Num comunicado difundido pela imprensa local, a organização iraniana ameaça interromper todo o tipo de cooperação científica e administrativa com o Reino Unido se o Cilindro, um cobiçado objecto arqueológico, não estiver de volta a Teerão antes de meados de Dezembro.
Lê-se ainda no comunicado que o British Museum se tinha comprometido a ceder a peça em Março último, para que fosse mostrada numa grande exposição.
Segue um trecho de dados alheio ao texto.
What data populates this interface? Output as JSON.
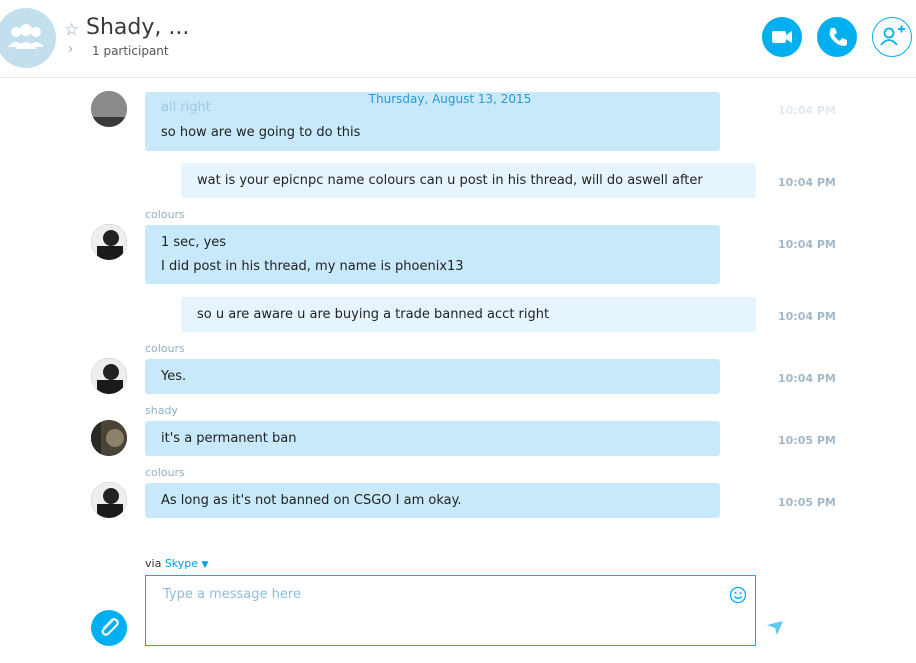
{
  "header": {
    "title": "Shady, ...",
    "participants": "1 participant"
  },
  "date_separator": "Thursday, August 13, 2015",
  "messages": [
    {
      "sender": "",
      "lines": [
        "all right",
        "so how are we going to do this"
      ],
      "time": "10:04 PM",
      "own": false
    },
    {
      "sender": "",
      "lines": [
        "wat is your epicnpc name colours can u post in his thread, will do aswell after"
      ],
      "time": "10:04 PM",
      "own": true
    },
    {
      "sender": "colours",
      "lines": [
        "1 sec, yes",
        "I did post in his thread, my name is phoenix13"
      ],
      "time": "10:04 PM",
      "own": false
    },
    {
      "sender": "",
      "lines": [
        "so u are aware u are buying a trade banned acct right"
      ],
      "time": "10:04 PM",
      "own": true
    },
    {
      "sender": "colours",
      "lines": [
        "Yes."
      ],
      "time": "10:04 PM",
      "own": false
    },
    {
      "sender": "shady",
      "lines": [
        "it's a permanent ban"
      ],
      "time": "10:05 PM",
      "own": false
    },
    {
      "sender": "colours",
      "lines": [
        "As long as it's not banned on CSGO I am okay."
      ],
      "time": "10:05 PM",
      "own": false
    }
  ],
  "composer": {
    "via": "via",
    "via_link": "Skype",
    "placeholder": "Type a message here"
  },
  "icons": {
    "video": "video-camera-icon",
    "call": "phone-icon",
    "add": "add-contact-icon",
    "attach": "paperclip-icon",
    "emoji": "smiley-icon",
    "send": "send-arrow-icon"
  },
  "colors": {
    "accent": "#00aff0",
    "bubble_in": "#c7e9fa",
    "bubble_out": "#e6f5fd"
  }
}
No entanto, o museu alega agora que prefere mantê-lo em seu poder, em vista da instabilidade que se generalizou a todo o Irão na sequência das polémicas eleições presidenciais de 12 de Junho, cujos resultados a oposição denunciou como fraudulentos.
No passado dia 12 de Outubro, o porta-voz do Ministério dos Negócios Estrangeiros iraniano, Hasan Qashqavi, qualificou de “ilegal, ilógica e de dimensão política” a decisão de não ceder ao Irão o famoso Cilindro do rei persa Ciro. “A política interna é um assunto de cada país e nenhuma nação tem o direito de intervir”, afirmou Qashqavi.
O Cilindro de Ciro, o Grande (que governou o Império Persa entre os anos 559 e 530 antes de Cristo), foi descoberto em 1878 durante escavações nas ruínas da antiga cidade de Babilónia. É uma peça cilíndrica de argila em que se gravou, na antiga língua aria e em alfabeto cuneiforme, a primeira declaração de direitos humanos do mundo.